In reality, financial reporting can be a minefield for prospective investors. Reading, understanding and competently interpreting financial statements is absolutely critical to forming any kind of accurate valuation—and making sound investment decisions. What’s more, financial statements are only as good as the information they rely on. If you can’t determine the quality of that information—if you can’t spot inaccuracies, distil and rectify distortions in the data—it becomes hard to ascertain true value from face value from over-inflation.

And even when financial reporting sits squarely within the rules, those rules are prone to change. The financial regulatory landscape was re-drawn in the fallout of the Enron scandal, but continues to evolve dynamically in more than 20 years since then. Had more of Enron’s investors bothered to dig a little deeper and do the forensic work of looking beyond the numbers, comparing across like-for-like firms and looking at accounting rules—had they gone into more aggressive financial detail to ascertain the true value of the company, like the Cornell MBA students did — they might have been able to strip away the inaccuracies and foresee what was coming.

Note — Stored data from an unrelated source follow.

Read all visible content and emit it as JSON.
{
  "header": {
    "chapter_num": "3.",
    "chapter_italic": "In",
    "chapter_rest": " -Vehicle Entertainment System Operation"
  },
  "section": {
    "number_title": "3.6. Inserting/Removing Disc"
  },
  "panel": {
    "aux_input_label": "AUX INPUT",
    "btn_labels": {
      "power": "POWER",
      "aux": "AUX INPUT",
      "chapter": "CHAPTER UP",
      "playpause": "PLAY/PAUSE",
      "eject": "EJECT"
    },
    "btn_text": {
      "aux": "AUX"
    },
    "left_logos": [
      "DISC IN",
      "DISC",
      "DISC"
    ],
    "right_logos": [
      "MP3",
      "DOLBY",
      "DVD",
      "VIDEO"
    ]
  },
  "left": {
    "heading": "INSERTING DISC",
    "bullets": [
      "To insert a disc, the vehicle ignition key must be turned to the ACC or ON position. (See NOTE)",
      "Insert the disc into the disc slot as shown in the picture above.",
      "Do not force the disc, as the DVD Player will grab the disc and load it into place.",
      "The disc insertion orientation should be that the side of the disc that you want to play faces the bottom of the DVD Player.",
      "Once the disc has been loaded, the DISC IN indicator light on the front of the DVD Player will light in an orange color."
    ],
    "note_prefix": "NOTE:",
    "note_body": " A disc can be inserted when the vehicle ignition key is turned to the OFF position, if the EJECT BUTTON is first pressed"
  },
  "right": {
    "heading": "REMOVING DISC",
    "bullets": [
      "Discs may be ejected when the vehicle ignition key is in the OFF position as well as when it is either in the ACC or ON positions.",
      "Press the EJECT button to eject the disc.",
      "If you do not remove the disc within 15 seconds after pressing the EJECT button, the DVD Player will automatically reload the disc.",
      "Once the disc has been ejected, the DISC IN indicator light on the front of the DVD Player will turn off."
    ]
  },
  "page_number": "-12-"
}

At LSE, our faculty dedicate their careers to understanding the complexities of financial reporting and auditing, and making sense of the data inputs used by organisations. And we share the insights of our research with executives and leaders to help you make the best-informed decisions based on all of the data available.

To that end, we are launching a new programme that seeks to empower decision-makers to interpret financial statements and forensically evaluate their quality in order to accurately forecast future earnings.

Financial Statement Analysis and Equity Valuation leverages case studies and real-world financial statements to help you develop an integrated approach to fundamental analysis and equity valuation. We teach you the tools and techniques to challenge assumptions, to cleanse financial information, and to spot and correct biases in the data. Having identified potential distortions, you are then better equipped to make accurate assessments of the real or underlying value of any kind of equity investment in front of you. Together, we explore the regulatory landscape and see how changes in legislation impact information shared in financial statements – and your capacity to make well-informed valuations.

Financial reporting and equity valuation can be a minefield for even the most seasoned managers and decision-makers. With the best will in the world, and even assuming that most financial statement preparers have no incentives to cheat, people will make mistakes. A financial report might be essentially right, or it might be fatally flawed. Keeping up with the latest rules, the latest regulations and innovations in the accounting and reporting space is of paramount importance in deciphering the reality from the projected or the wishful. And while all of this may sound impossibly hard, it is in fact, straightforward with the right guidance and support.

To paraphrase Cornell Professor Charles Lee, whose students unearthed overpricing in Enron’s stock long before the company crashed: “All the facts were hiding in plain sight. With the right tools and motivation, it was no real mystery.”